Rossington plays from the crease

They’ve managed to scratch together 72 runs in 30 overs but with five bats back in the Pavilion. Hampshire – their opponents – showing why they’re towards the top of Division One with a good display of seam bowling in the first session.

Holland – born in the USA, educated in Australia but playing cricket in England and named after a near continental neighbour – takes two in three balls to make the opening dents in the Essex side even larger. One however – Pepper – looked a bit lucky but the umpire only has one look, whereas those of us with cameras can linger over a freeze-frame!

Pepper – out caught second ball? Did it come off the bat or glove?

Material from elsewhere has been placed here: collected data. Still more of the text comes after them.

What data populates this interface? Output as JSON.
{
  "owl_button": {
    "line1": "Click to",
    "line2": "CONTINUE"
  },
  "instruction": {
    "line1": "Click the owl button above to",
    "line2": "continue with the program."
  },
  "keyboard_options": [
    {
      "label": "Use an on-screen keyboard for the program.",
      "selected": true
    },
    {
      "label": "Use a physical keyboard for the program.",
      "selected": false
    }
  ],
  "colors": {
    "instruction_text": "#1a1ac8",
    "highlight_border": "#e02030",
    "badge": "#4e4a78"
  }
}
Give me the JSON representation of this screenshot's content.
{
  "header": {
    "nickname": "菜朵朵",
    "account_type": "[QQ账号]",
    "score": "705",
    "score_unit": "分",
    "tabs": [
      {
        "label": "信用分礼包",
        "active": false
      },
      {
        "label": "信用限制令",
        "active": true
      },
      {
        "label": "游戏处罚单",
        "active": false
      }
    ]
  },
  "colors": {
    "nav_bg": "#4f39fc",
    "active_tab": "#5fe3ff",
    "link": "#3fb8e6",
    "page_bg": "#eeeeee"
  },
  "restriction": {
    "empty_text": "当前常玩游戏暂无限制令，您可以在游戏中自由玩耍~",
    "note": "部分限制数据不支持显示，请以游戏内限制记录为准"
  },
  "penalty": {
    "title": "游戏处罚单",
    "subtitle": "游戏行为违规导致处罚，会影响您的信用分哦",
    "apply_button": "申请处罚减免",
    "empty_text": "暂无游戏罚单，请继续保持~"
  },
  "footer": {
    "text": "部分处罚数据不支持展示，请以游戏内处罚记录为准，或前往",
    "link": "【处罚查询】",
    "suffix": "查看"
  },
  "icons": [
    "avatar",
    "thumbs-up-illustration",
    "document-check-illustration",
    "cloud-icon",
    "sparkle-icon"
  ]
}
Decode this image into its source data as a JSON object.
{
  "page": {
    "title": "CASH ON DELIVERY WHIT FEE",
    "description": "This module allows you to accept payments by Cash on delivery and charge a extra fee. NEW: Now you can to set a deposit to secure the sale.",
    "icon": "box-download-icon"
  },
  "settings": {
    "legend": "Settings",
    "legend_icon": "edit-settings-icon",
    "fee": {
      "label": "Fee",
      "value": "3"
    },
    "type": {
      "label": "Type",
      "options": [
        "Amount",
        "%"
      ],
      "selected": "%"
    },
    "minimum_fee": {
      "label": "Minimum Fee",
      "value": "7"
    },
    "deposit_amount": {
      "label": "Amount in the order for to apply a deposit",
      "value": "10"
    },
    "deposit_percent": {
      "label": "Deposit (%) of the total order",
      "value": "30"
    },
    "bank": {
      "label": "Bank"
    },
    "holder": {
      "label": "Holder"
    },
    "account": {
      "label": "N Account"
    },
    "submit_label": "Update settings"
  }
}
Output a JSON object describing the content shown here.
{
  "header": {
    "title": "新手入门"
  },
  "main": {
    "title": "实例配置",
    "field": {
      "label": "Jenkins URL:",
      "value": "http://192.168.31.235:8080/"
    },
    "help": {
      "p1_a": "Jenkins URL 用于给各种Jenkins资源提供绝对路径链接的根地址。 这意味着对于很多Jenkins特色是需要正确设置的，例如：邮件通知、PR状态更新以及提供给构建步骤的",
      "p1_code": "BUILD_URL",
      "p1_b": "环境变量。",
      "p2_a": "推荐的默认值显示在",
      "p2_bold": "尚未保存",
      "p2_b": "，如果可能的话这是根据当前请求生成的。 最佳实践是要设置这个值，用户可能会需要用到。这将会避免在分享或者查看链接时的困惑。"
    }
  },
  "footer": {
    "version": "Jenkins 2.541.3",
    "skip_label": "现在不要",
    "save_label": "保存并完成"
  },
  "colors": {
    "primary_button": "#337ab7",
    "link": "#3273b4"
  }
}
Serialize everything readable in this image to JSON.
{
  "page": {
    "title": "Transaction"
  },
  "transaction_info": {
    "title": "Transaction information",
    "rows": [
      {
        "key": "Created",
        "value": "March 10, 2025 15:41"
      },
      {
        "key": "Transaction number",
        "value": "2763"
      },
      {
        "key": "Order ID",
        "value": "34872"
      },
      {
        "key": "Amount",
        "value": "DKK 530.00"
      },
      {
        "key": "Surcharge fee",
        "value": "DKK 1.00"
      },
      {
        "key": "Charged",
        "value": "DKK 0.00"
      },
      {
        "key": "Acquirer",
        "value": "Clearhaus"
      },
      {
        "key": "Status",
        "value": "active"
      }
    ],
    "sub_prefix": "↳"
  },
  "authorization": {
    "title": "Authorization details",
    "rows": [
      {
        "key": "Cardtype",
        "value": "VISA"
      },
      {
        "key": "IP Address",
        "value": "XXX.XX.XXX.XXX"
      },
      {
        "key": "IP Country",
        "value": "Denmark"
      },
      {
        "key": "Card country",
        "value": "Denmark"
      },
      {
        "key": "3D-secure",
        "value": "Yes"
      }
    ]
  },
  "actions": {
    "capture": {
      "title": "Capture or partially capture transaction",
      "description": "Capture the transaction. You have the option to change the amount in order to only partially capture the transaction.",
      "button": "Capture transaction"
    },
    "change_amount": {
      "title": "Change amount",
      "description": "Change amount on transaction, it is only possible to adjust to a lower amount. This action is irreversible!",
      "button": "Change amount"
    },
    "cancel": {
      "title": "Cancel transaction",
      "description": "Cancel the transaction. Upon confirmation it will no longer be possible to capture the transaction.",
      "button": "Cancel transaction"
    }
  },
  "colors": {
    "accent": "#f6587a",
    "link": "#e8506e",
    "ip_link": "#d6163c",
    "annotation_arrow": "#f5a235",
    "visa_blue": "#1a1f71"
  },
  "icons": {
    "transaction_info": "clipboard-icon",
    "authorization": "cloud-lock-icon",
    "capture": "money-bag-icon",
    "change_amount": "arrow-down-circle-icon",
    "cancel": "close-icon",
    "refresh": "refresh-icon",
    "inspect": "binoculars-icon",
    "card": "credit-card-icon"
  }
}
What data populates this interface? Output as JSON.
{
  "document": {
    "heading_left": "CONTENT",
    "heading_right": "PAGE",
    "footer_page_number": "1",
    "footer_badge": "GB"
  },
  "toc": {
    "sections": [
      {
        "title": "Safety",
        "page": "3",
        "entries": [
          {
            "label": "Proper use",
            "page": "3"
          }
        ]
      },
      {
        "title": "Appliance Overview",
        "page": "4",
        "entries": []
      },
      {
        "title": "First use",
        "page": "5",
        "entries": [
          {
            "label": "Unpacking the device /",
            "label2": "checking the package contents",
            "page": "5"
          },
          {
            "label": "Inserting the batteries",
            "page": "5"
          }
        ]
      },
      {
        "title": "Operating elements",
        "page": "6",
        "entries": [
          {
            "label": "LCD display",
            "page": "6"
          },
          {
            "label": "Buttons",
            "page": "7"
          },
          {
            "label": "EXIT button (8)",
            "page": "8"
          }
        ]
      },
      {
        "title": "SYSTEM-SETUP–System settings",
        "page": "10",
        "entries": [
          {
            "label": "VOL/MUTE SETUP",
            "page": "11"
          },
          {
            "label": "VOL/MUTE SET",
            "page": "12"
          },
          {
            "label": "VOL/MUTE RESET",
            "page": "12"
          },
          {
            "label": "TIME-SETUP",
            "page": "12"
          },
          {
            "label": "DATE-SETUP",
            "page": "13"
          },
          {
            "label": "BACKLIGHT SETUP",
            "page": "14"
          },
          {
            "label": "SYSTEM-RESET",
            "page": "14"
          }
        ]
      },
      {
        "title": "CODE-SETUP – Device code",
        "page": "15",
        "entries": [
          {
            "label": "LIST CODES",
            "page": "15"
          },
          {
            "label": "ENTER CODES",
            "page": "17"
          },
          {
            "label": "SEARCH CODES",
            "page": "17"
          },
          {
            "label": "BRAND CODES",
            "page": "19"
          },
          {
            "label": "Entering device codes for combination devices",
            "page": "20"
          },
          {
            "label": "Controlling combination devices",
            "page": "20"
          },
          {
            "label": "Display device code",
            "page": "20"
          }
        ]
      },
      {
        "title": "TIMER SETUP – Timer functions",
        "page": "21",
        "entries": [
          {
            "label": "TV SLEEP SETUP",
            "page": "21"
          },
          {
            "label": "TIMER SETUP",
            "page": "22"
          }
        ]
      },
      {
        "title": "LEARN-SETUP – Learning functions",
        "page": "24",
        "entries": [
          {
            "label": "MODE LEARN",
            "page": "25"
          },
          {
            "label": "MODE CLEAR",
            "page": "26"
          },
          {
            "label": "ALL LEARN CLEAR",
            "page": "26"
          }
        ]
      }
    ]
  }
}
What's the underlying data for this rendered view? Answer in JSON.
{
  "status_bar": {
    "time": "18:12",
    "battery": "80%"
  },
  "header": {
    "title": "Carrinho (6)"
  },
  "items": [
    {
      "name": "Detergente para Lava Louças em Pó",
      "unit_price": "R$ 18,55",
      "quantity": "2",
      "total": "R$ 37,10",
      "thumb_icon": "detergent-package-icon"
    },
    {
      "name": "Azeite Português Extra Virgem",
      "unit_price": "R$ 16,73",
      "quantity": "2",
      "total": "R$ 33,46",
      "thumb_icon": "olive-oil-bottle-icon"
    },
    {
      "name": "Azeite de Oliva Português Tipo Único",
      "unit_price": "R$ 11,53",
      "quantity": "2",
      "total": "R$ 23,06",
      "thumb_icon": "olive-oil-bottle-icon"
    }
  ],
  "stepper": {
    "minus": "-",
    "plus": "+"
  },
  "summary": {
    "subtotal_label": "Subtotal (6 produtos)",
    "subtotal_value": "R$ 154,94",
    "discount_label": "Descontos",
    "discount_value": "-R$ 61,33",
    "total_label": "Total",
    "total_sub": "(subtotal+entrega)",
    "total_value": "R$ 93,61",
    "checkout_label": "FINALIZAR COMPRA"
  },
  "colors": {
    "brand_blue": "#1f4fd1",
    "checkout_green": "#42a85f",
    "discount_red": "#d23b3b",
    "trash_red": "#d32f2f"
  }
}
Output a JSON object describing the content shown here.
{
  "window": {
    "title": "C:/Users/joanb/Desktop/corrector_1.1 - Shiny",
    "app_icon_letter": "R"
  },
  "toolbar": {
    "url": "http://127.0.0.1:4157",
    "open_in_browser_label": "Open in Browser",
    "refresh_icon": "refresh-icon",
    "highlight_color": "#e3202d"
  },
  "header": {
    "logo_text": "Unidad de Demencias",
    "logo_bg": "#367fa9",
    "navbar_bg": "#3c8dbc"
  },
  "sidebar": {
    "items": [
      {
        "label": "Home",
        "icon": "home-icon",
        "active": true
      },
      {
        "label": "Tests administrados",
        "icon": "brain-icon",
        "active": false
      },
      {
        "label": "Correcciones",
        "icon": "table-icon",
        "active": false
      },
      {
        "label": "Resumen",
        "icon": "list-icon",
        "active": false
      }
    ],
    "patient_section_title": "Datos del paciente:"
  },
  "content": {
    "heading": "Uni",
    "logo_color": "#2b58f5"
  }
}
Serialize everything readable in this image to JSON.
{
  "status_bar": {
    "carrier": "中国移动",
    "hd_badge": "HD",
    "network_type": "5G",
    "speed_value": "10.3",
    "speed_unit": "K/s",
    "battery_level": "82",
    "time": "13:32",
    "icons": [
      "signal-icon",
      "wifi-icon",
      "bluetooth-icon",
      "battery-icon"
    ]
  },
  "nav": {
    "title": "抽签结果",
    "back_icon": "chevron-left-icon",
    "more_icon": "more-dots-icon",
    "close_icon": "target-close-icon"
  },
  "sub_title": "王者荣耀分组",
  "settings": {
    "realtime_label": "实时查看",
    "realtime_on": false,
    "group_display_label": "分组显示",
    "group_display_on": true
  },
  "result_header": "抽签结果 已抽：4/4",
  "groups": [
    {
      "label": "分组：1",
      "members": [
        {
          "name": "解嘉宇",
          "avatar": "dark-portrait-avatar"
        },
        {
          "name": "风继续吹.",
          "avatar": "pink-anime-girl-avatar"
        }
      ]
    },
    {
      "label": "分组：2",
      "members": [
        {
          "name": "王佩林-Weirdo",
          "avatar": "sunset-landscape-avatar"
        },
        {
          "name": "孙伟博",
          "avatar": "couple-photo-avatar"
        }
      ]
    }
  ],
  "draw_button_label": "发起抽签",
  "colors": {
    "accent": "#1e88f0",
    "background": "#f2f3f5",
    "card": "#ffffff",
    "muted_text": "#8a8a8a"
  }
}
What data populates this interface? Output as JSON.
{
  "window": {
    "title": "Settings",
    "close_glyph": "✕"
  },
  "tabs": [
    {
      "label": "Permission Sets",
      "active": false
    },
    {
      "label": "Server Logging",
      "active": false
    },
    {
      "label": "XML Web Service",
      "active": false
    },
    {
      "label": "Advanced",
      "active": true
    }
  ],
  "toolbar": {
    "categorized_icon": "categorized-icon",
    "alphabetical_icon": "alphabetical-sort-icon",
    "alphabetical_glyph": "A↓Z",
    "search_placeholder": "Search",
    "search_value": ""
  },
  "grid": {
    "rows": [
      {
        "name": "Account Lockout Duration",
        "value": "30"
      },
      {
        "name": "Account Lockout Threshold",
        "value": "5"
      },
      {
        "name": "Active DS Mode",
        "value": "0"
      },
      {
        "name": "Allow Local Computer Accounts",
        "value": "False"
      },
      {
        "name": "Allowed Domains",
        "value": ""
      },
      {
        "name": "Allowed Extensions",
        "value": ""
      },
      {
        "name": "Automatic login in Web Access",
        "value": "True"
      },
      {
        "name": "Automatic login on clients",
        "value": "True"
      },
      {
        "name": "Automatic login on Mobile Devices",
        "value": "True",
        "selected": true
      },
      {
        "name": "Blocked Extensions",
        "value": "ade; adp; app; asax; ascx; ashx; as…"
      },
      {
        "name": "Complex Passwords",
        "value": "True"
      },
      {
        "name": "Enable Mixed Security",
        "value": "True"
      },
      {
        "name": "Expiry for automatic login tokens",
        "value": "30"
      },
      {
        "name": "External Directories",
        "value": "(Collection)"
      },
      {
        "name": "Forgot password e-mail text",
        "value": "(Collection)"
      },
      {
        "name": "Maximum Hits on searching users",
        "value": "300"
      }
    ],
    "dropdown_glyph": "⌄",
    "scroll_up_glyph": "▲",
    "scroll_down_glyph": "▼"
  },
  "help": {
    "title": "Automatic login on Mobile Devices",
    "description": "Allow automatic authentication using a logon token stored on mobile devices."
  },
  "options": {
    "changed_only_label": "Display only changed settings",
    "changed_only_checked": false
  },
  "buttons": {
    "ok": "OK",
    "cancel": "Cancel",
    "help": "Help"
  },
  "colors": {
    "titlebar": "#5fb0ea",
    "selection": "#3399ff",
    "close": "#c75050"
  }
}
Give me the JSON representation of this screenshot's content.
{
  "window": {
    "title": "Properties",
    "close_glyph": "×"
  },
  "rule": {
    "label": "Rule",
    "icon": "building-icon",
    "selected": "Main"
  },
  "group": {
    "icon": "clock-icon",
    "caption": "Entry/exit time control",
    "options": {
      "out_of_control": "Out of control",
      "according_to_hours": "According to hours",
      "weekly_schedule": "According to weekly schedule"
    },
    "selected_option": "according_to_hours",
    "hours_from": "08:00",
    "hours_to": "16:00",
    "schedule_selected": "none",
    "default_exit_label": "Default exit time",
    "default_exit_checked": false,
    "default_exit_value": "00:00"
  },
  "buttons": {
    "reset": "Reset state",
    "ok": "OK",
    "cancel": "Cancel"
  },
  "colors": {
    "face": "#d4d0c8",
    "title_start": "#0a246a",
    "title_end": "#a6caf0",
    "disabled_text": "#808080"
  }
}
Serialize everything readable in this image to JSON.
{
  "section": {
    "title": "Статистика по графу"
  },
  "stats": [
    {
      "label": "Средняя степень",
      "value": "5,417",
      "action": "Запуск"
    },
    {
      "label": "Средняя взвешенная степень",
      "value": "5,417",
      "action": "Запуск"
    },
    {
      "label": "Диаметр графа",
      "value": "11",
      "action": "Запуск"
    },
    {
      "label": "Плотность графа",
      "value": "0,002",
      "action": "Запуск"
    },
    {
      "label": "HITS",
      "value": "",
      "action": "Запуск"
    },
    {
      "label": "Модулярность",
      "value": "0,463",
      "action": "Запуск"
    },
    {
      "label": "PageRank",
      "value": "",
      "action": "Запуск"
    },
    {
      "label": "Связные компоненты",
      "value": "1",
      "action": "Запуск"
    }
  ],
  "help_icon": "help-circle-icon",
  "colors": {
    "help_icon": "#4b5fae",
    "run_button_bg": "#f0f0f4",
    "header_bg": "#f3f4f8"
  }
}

The great news is that the North Korean stewarding has been given permission to allow spectators onto the outfield and even to look at the pitch at lunch time but for a Sunday there is a distinct lack of families here to take up the option of playing on the ground!

The afternoon session is a bit better for Essex as they go to tea on 194/8; Snater 52no (Dutch one day international player but born in Zimbabwe) steadied the ship with Harmer as Essex lost two more wickets within 50 minutes of lunch. Nothing spectacular but it’s clear that the odd ball will still swing to the odd bowler so this looks like a strip where once the new ball is seen off, it’s ok for batting but you need to take care. If you don’t use your feet, you’ll lose your wicket.

Snater – literally launching himself at the bowling!
And again…

One of the challenges of the ‘Fortress’ is that you’re either roasting alive on the open sunshine stands, being blown away by a cold wind (almost a gale) under the Pearce stand or cramped into the temporary stands which have been here for several seasons and would now be permanent! Spectator comfort is not high on the list!

A fly past by an old US warplane/bomber over the ground this afternoon failed to do make any improvements! 🤣🤣

One seemingly useless stat is that in the last 11 seasons, the Championship has been won 10 times by the team with the highest average score at the fall of their fifth wicket (both innings)! Not quite sure how this adds to the price of fish, but at the moment Lancashire are on course to be crowned champs but there’s another three months to go!

Essex had a bit of a trash after tea…Snater and Cook S deciding to copy the current England thinking of assertive play – both fell to loose shots in the deep for 72 and 33 respectively with Essex ending on 238ao. Match awareness seemed to go out of the window since a 2nd batting point was only 12 runs away and very achievable! Will that tell at the end of the season?

Beard gets in on the act!

Hampshire decided to copy the Essex innings almost to a man with wickets falling rapidly. Vince was the worst – charging Harmer second ball and being stumped by a country mile. Harmer seems to be getting more spin and grip than Dawson did after Cook S had damaged the top order. One wonders if the fielding side watch their opponents bat since lessons from the Essex innings have not been learnt!

Gubbins gets into a muddle!
Dawson didn’t look confident?

Hampshire close on 68/6 but after what we’ve seen this season on flat tracks and plasticine balls, I must admit it’s nice to see a match where ball dominates bat – for a change!